One afternoon Eric and Ivra started out for the Forest Children's moss village to play with them. But when they got there they found all the little houses deserted: not a Forest Child was to be found. They must have gone into some other part of the forest to play. So Ivra and Eric wandered on and on, a little lonely, a little tired of just each other for comrades, till at last they came to the very edge of the forest,—and there was Nora's farm, a rambling red brick house, with a barn twice its size behind it. Down in the pasture by the house half a dozen Snow Witches were dancing in a circle, now near, now far, all over the pasture, and sometimes right up to the farm-house windows.

Ivra clapped her hands and bounded forward. Eric did not follow. He stood to watch. When the Snow Witches saw Ivra running to them they rushed to meet her. For a minute she was lost in a cloud of blown snow, and then there she was dancing in their circle back and forth across the pasture, and then away, away, away! But before she frolicked quite out of sight she turned to look for her playfellow, and beckoned to him.

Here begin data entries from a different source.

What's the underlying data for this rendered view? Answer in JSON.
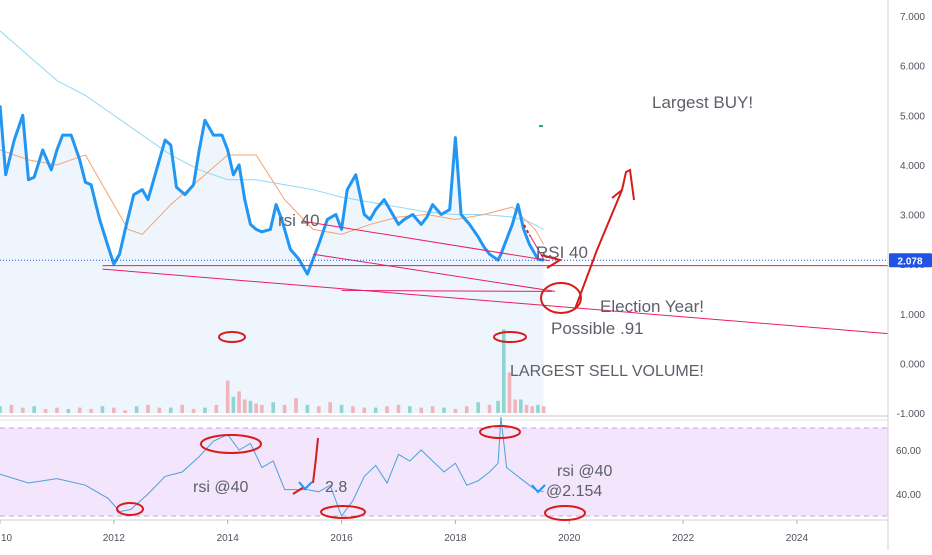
{
  "chart_data": [
    {
      "type": "line",
      "series": [
        {
          "type": "line",
          "x": [
            2010.0,
            2010.1,
            2010.25,
            2010.4,
            2010.5,
            2010.6,
            2010.75,
            2010.9,
            2011.0,
            2011.1,
            2011.25,
            2011.4,
            2011.5,
            2011.6,
            2011.75,
            2011.9,
            2012.0,
            2012.1,
            2012.2,
            2012.35,
            2012.5,
            2012.6,
            2012.75,
            2012.9,
            2013.0,
            2013.1,
            2013.25,
            2013.4,
            2013.5,
            2013.6,
            2013.75,
            2013.9,
            2014.0,
            2014.1,
            2014.2,
            2014.3,
            2014.4,
            2014.5,
            2014.6,
            2014.75,
            2014.85,
            2014.95,
            2015.1,
            2015.25,
            2015.4,
            2015.5,
            2015.6,
            2015.75,
            2015.9,
            2016.0,
            2016.1,
            2016.25,
            2016.4,
            2016.5,
            2016.6,
            2016.75,
            2016.9,
            2017.0,
            2017.1,
            2017.25,
            2017.4,
            2017.5,
            2017.6,
            2017.75,
            2017.9,
            2018.0,
            2018.1,
            2018.25,
            2018.4,
            2018.5,
            2018.6,
            2018.75,
            2018.8,
            2018.9,
            2019.0,
            2019.1,
            2019.2,
            2019.3,
            2019.45,
            2019.55
          ],
          "y": [
            5.2,
            3.8,
            4.5,
            5.0,
            3.7,
            3.75,
            4.3,
            3.9,
            4.3,
            4.6,
            4.6,
            4.1,
            3.65,
            3.6,
            2.9,
            2.35,
            2.0,
            2.2,
            2.7,
            3.4,
            3.5,
            3.3,
            3.9,
            4.5,
            4.4,
            3.55,
            3.4,
            3.6,
            4.3,
            4.9,
            4.6,
            4.6,
            4.3,
            3.8,
            4.0,
            3.3,
            2.8,
            2.7,
            2.65,
            2.7,
            3.2,
            2.9,
            2.3,
            2.1,
            1.8,
            2.1,
            2.4,
            2.9,
            3.0,
            2.7,
            3.5,
            3.8,
            3.0,
            2.9,
            3.1,
            3.3,
            3.0,
            2.8,
            2.9,
            3.0,
            2.8,
            2.95,
            3.2,
            3.0,
            3.1,
            4.55,
            3.0,
            2.8,
            2.55,
            2.35,
            2.2,
            2.08,
            2.2,
            2.5,
            2.8,
            3.2,
            2.7,
            2.4,
            2.1,
            2.078
          ]
        },
        {
          "type": "line",
          "x": [
            2010.0,
            2010.5,
            2011.0,
            2011.5,
            2012.0,
            2012.25,
            2012.5,
            2013.0,
            2013.5,
            2014.0,
            2014.5,
            2015.0,
            2015.5,
            2016.0,
            2016.5,
            2017.0,
            2017.5,
            2018.0,
            2018.5,
            2019.0,
            2019.4,
            2019.55
          ],
          "y": [
            4.3,
            4.1,
            4.0,
            4.2,
            3.2,
            2.7,
            2.6,
            3.2,
            3.7,
            4.2,
            4.2,
            3.3,
            2.7,
            2.6,
            2.8,
            2.95,
            3.0,
            2.9,
            3.0,
            3.15,
            2.7,
            2.4
          ]
        },
        {
          "type": "line",
          "x": [
            2010.0,
            2010.5,
            2011.0,
            2011.5,
            2012.0,
            2012.5,
            2013.0,
            2013.5,
            2014.0,
            2014.5,
            2015.0,
            2015.5,
            2016.0,
            2016.5,
            2017.0,
            2017.5,
            2018.0,
            2018.5,
            2019.0,
            2019.3,
            2019.55
          ],
          "y": [
            6.7,
            6.2,
            5.7,
            5.4,
            5.0,
            4.6,
            4.2,
            3.9,
            3.7,
            3.7,
            3.6,
            3.5,
            3.35,
            3.25,
            3.15,
            3.05,
            3.0,
            3.0,
            2.95,
            2.85,
            2.7
          ]
        },
        {
          "type": "bar",
          "x": [
            2010.0,
            2010.2,
            2010.4,
            2010.6,
            2010.8,
            2011.0,
            2011.2,
            2011.4,
            2011.6,
            2011.8,
            2012.0,
            2012.2,
            2012.4,
            2012.6,
            2012.8,
            2013.0,
            2013.2,
            2013.4,
            2013.6,
            2013.8,
            2014.0,
            2014.1,
            2014.2,
            2014.3,
            2014.4,
            2014.5,
            2014.6,
            2014.8,
            2015.0,
            2015.2,
            2015.4,
            2015.6,
            2015.8,
            2016.0,
            2016.2,
            2016.4,
            2016.6,
            2016.8,
            2017.0,
            2017.2,
            2017.4,
            2017.6,
            2017.8,
            2018.0,
            2018.2,
            2018.4,
            2018.6,
            2018.75,
            2018.85,
            2018.95,
            2019.05,
            2019.15,
            2019.25,
            2019.35,
            2019.45,
            2019.55
          ],
          "y": [
            0.25,
            0.3,
            0.2,
            0.25,
            0.15,
            0.2,
            0.15,
            0.2,
            0.15,
            0.25,
            0.2,
            0.1,
            0.25,
            0.3,
            0.2,
            0.2,
            0.3,
            0.15,
            0.2,
            0.3,
            1.2,
            0.6,
            0.8,
            0.5,
            0.45,
            0.35,
            0.3,
            0.4,
            0.3,
            0.55,
            0.3,
            0.25,
            0.4,
            0.3,
            0.25,
            0.2,
            0.2,
            0.25,
            0.3,
            0.25,
            0.2,
            0.25,
            0.2,
            0.15,
            0.25,
            0.4,
            0.3,
            0.45,
            3.1,
            1.5,
            0.5,
            0.5,
            0.3,
            0.25,
            0.3,
            0.25
          ]
        }
      ],
      "yticks": [
        "7.000",
        "6.000",
        "5.000",
        "4.000",
        "3.000",
        "2.000",
        "1.000",
        "0.000",
        "-1.000"
      ],
      "xticks": [
        "10",
        "2012",
        "2014",
        "2016",
        "2018",
        "2020",
        "2022",
        "2024"
      ],
      "ylim": [
        -1,
        7
      ],
      "xlim": [
        2010.0,
        2025.6
      ],
      "last_price": "2.078",
      "annotations": [
        "Largest BUY!",
        "rsi 40",
        "RSI 40",
        "Election Year!",
        "Possible .91",
        "LARGEST SELL VOLUME!"
      ],
      "colors": {
        "price": "#2196f3",
        "ema_fast": "#f5a272",
        "ema_slow": "#8fd9f2",
        "vol_up": "#7fcfc9",
        "vol_down": "#f1a8ae",
        "drawing": "#e91e63",
        "pen": "#d81b1b",
        "price_badge": "#1e53e5"
      }
    },
    {
      "type": "line",
      "series": [
        {
          "type": "line",
          "x": [
            2010.0,
            2010.5,
            2011.0,
            2011.5,
            2011.9,
            2012.1,
            2012.3,
            2012.6,
            2012.9,
            2013.2,
            2013.5,
            2013.75,
            2014.0,
            2014.2,
            2014.4,
            2014.6,
            2014.8,
            2015.0,
            2015.2,
            2015.4,
            2015.6,
            2015.8,
            2016.0,
            2016.2,
            2016.4,
            2016.6,
            2016.8,
            2017.0,
            2017.2,
            2017.4,
            2017.6,
            2017.8,
            2018.0,
            2018.2,
            2018.4,
            2018.6,
            2018.75,
            2018.8,
            2018.9,
            2019.0,
            2019.2,
            2019.4,
            2019.55
          ],
          "y": [
            49,
            45,
            47,
            44,
            38,
            32,
            33,
            40,
            48,
            50,
            57,
            64,
            67,
            60,
            63,
            52,
            55,
            42,
            42,
            42,
            41,
            44,
            30,
            37,
            48,
            53,
            45,
            58,
            55,
            60,
            55,
            50,
            54,
            44,
            46,
            50,
            54,
            75,
            52,
            50,
            46,
            42,
            41
          ]
        }
      ],
      "yticks": [
        "60.00",
        "40.00"
      ],
      "ylim": [
        28,
        76
      ],
      "bands": [
        30,
        70
      ],
      "annotations": [
        "rsi @40",
        "2.8",
        "rsi @40",
        "@2.154"
      ],
      "colors": {
        "rsi": "#4ca1d5",
        "band_fill": "#f3e5fb",
        "band_line": "#c9a3e0"
      }
    }
  ]
}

"Come on," she called. "We're going to slide on the brook below the cornfield."

But Eric did not follow. He did not like the Snow Witches. And just as Ivra and the Witches drifted out of sight, he thought he heard the Forest Children laughing. The sound came from the barn. So Eric ran to the door. It was a big sliding door, and now stood open on a crack just large enough for a child to slip through. Eric went in.

The barn was tremendously big, a great dusty place full of the smell of hay. Ahead of him were two stalls, with a horse in one. But Eric was most interested in the empty stall, for it was from there the laughter seemed to come. He stood looking and listening, and then right down through the ceiling of the stall shot a child, and landed laughing and squealing in the hay in the manger. She sat up, saw Eric and stared. She was a little girl about his own age, freckle-faced, snub-nosed and red-haired. She had the jolliest, the nicest face in the world.

Eric opened his mouth to say, "Hello," but kept it open, silent in amazement, for another child had shot through the ceiling and landed beside the girl. This was a boy. He was red-headed, too, freckle-faced and snub-nosed. He looked even jollier than the girl.

Before Eric had closed his mouth on his amazement, "Whoop!" and down came another boy. This boy was red-haired, freckle-faced and snub-nosed, and he looked jollier than the other two put together, if that were possible, for his red hair curled in saucy, tight little ringlets, and his mouth was wide with smiles.

It was this last one who said, "Hello, who are you?"

"Eric,—who are you?"

"Nora's grandchildren, of course. Come up. We're having sport."